Wider den Gestus des passiven Konsums

Die meisten Wahlgeschenke konterkarieren auch den Gestus des passiven Konsums, mit dem die digitalen Anbieter gerne locken. Wer sie verwendet, muss, wenn auch in unterschiedlichem Ausmaß, aktiv werden. Wahlgeschenke oszillieren zwischen Spielzeug und Gebrauchsgegenstand, zwischen Gadget und Genussmittel, und im Gegensatz zu anderen Gratiszuwendungen aus der Welt der Werbung deklariert derjenige, der solch ein Geschenk annimmt und in seinen Alltag integriert, eine hoffnungsfrohe politische Präferenz. Nach der Wahl wird sich dann so manches dieser Dinge als Danaergeschenk erweisen.
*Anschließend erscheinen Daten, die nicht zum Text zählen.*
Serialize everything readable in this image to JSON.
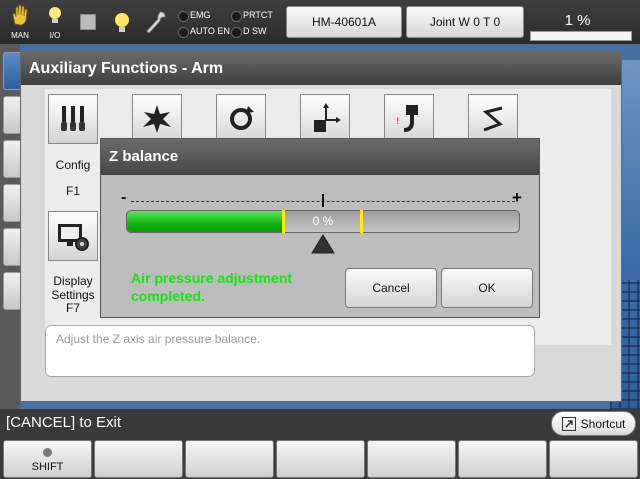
{
  "topbar": {
    "icons": [
      {
        "name": "hand-icon",
        "label": "MAN"
      },
      {
        "name": "io-bulb-icon",
        "label": "I/O"
      }
    ],
    "indicators": [
      {
        "label": "EMG"
      },
      {
        "label": "PRTCT"
      },
      {
        "label": "AUTO EN"
      },
      {
        "label": "D SW"
      }
    ],
    "robot_label": "HM-40601A",
    "joint_label": "Joint  W 0 T 0",
    "speed_text": "1 %"
  },
  "aux_window": {
    "title": "Auxiliary Functions - Arm",
    "functions": [
      {
        "label": "Config",
        "key": "F1",
        "icon": "config-icon"
      },
      {
        "label": "Display Settings",
        "key": "F7",
        "icon": "display-settings-icon"
      }
    ],
    "hint": "Adjust the Z axis air pressure balance."
  },
  "dialog": {
    "title": "Z balance",
    "minus": "-",
    "plus": "+",
    "gauge_text": "0 %",
    "gauge_fill_fraction": 0.4,
    "status": "Air pressure adjustment completed.",
    "cancel_label": "Cancel",
    "ok_label": "OK",
    "colors": {
      "fill": "#10b510",
      "status": "#19e019",
      "marker": "#ffee00"
    }
  },
  "footer": {
    "cancel_hint": "[CANCEL] to Exit",
    "shortcut_label": "Shortcut",
    "keys": [
      {
        "label": "SHIFT"
      },
      {
        "label": ""
      },
      {
        "label": ""
      },
      {
        "label": ""
      },
      {
        "label": ""
      },
      {
        "label": ""
      },
      {
        "label": ""
      }
    ]
  }
}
Es gibt, und das macht die Sache so amüsant, unter den Wahlgeschenken Evergreens, die von mehreren Parteien vertrieben werden, nur in anderen Farben und mit anderen Logos versehen. Unübersehbar an der Spitze sind dabei Schreibwerkzeuge: Kugelschreiber und Bleistifte, bei manchen kommt noch der Schreibblock dazu, bei der SPÖ sogar mit einem Burgenland-Kreuzworträtsel. Gerade Parteien, die sich gerne als Vorreiter der Digitalisierungsschübe in Schule, Wirtschaft und Gesellschaft verstehen, werben mit den antiquierten Medien. Wer soll sich mit einem ÖVP- oder FPÖ-Kugelschreiber noch etwas aufschreiben, wer mit einem Neos-Bleistift und Neos-Lineal etwas zeichnen in einer Zeit, in der nicht nur jedes Kind, sondern auch jeder Pensionist seinem Smartphone diktiert?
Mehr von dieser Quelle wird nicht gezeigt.